In each area, the participant’s name list is a number code by the researcher. Only the researcher has access to the names and codes and is solely responsible for all the records’ safekeeping and confidentiality. Concealment of allocation or a “third-party” assignment will use. The list of these codes without the individual’s names will be sent to a research assistant (RA) to produce a computer-generated randomization list of the participants. The randomization software used is from the web page of Research Randomizer [12].

Participants will recruit based on the districts they represent to prevent communication between the intervention and the control groups and minimize the contamination. For example, if District A has been chosen in the intervention group, the communities in District A will include in the intervention group. As for District B, the communities in district B will consist of the control group. A simple random sampling will identify the respondents based on the household list in six selected districts during the recruitment process. Those who are eligible will be invited to participate in the study.

Data collection method

The delivery of the intervention is design to address the limitations that occurred during the COVID-19 pandemic. The intervention and data collection will be carried out at the study site by liaison officers. The researcher can use the module and communicate with the liaison officers about the intervention’s flow and data collection. Respondents will give their consent through consent forms. Subsequently, respondents will be provided with a questionnaire to fill out, utilizing baseline data for the study (T0). Immediately upon completion of the health intervention, respondents will be provided with a questionnaire to respond to the immediate post-intervention assessment (T1). Knowledge, skills, and preparedness outcomes will be assessed at this stage. Six months after completing the health education intervention, respondents would be reassessed on the same effects as knowledge, skills, and preparedness (T2).

Intervention

The intervention arm will receive the Health Education Based Intervention module (HEBI) developed based on the Health Belief Model Theory as in Table 1, consisting of:

  1. i.

    The two-hour educational talk will be conducted to all participants, including the importance and benefit of disaster preparedness, difficulties during the disaster, joint issues, and steps to success.

  2. ii.

    Educational disaster preparedness video in which the benefits of disaster preparedness will be introduced and demonstrated.

  3. iii.

    Booklets describing the importance of disaster preparedness, written, and published by the Ministry of Health Malaysia, were distributed. It contains practical during disaster and management of ordinary during disaster problem problems.

  4. iv.

    Brainstorming sessions with the researcher also provide for the community to overcome any individual problem.

  5. v.

    The community supports a disaster preparedness support group in which people can contact them personally by phone during the intervention program.

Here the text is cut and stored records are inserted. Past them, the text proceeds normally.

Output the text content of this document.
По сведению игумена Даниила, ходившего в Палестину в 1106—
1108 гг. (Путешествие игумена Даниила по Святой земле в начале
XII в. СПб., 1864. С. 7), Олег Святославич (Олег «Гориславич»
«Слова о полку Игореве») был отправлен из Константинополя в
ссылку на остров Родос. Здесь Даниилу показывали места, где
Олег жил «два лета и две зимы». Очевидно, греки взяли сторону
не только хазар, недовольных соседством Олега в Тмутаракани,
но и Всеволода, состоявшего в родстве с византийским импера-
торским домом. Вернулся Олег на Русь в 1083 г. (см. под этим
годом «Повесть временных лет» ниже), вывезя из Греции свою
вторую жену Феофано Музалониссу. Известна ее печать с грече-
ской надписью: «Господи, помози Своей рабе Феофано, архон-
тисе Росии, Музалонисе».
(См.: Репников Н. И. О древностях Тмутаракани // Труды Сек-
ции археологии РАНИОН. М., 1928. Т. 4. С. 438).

Table 1 Summary of the Intervention Activities

Control

Data will be obtained in the same way for the control group as it was for the intervention group: baseline (T0), immediate post placebo (T1), and 6 months post placebo (T2). In addition, a non-communicable disease health talk will be provided to the placebo group.

Outcome assessment

The questionnaire has seven socio-demographic, socio-economic, personal characteristics, knowledge, skills, preparedness, and perceived disaster preparedness. Socio-demographic has six items, socio-economic status has five items, personal characteristic has two items, knowledge has nine items, skills have ten items, preparedness has nine items.

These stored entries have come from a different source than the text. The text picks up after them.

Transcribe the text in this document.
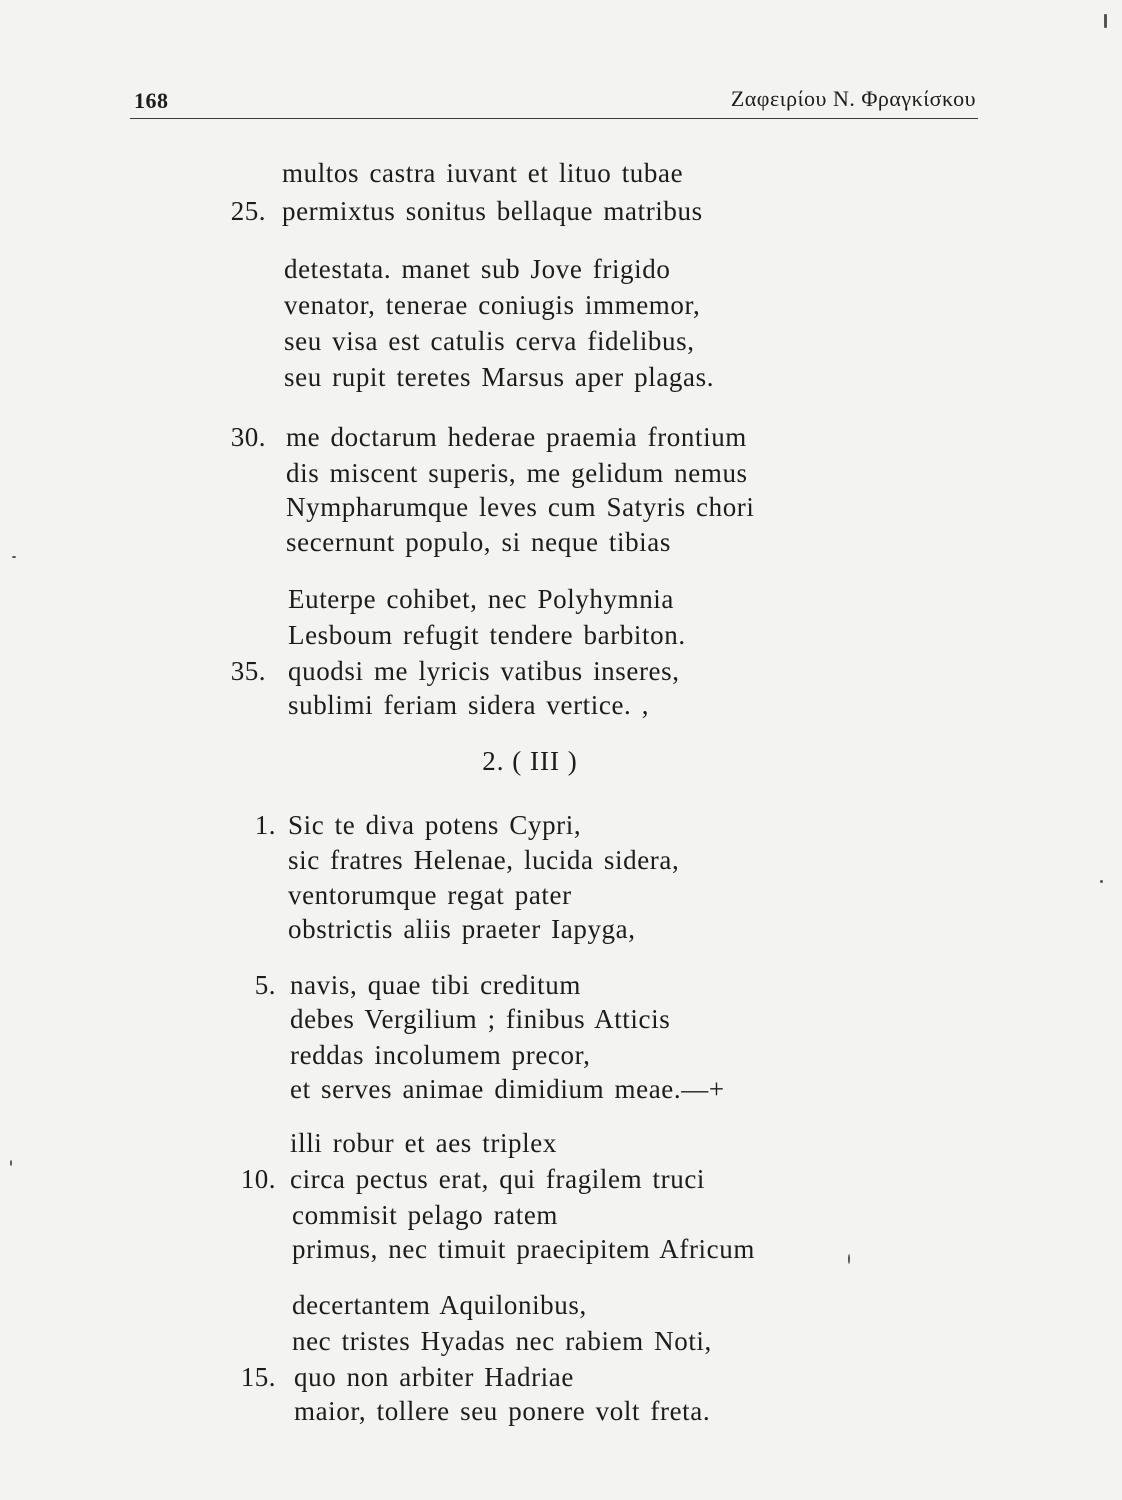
168	Ζαφειρίου Ν. Φραγκίσκου
multos castra iuvant et lituo tubae
25. permixtus sonitus bellaque matribus
detestata. manet sub Jove frigido
venator, tenerae coniugis immemor,
seu visa est catulis cerva fidelibus,
seu rupit teretes Marsus aper plagas.
30. me doctarum hederae praemia frontium
dis miscent superis, me gelidum nemus
Nympharumque leves cum Satyris chori
secernunt populo, si neque tibias
Euterpe cohibet, nec Polyhymnia
Lesboum refugit tendere barbiton.
35. quodsi me lyricis vatibus inseres,
sublimi feriam sidera vertice. ,
2. ( III )
1. Sic te diva potens Cypri,
sic fratres Helenae, lucida sidera,
ventorumque regat pater
obstrictis aliis praeter Iapyga,
5. navis, quae tibi creditum
debes Vergilium ; finibus Atticis
reddas incolumem precor,
et serves animae dimidium meae.—+
illi robur et aes triplex
10. circa pectus erat, qui fragilem truci
commisit pelago ratem
primus, nec timuit praecipitem Africum
decertantem Aquilonibus,
nec tristes Hyadas nec rabiem Noti,
15. quo non arbiter Hadriae
maior, tollere seu ponere volt freta.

Prompted responses to the nine questions on knowledge were considered for calculating knowledge scores. The total score on knowledge was calculated by combining scores from 9 questions. Score 1 was given if the answer was ‘yes’ and no negative marking was given for ‘no.’ The maximum possible score for the knowledge part was 9. Good knowledge refers to respondents who have scored more than 50% of knowledge questions, and low knowledge refers to respondents who have achieved less than 50% of knowledge questions [13, 14]..

For skills score, each respondent was asked 10-item questions related to their skills towards disaster preparedness. The maximum possible score for the attitude section was 10. Negative skills represent those respondents who have scored less than 50% from skills questions, and positive skills indicate respondents who have achieved greater than or equal to 50% from skills questions [13, 14].

Each respondent was asked if they prepared any particular action to help create better disaster preparedness. Scores were given accordingly, and no negative marking was given. The maximum score possible was 9 [13, 14].

Perceived disaster preparedness questionnaire adapted from a previous study done in Turkey [15]. This questionnaire extracted six perceived which are Self-efficacy (10 items), Cues to action (5 items), perceived susceptibility (6 items), perceived barriers (14 items), perceived benefits (6 items), and perceived severity (4 items). Cronbach’s alpha coefficient for the subscales ranged from 0.90 to 0.74. Therefore, the GDPB scale based on the HBM was found to be a valid and reliable tool.

Respondents completed scales assessing “susceptibility”, “severity”, “benefits”, “barriers”, “self-efficacy” and “cues to action”. All items were scored on a five-point Likert scale from 1 (strongly disagree) to 5 (strongly agree). All subscales measured General Disaster Preparedness Belief (GDPB). Negatively worded statements (4,6,8,9,17-30,31,35,37,38,42,44) were used, the scores on the items were reverse-scored so that a higher score represented more positive disaster preparedness belief. Total score for each item for susceptibility (30), severity (20), benefits (30), barriers (70), self-efficacy (40), and cues to action (50). Responses were scored and categorized as high (75th quartile), moderate (75–25th quartiles), and low (25th quartile).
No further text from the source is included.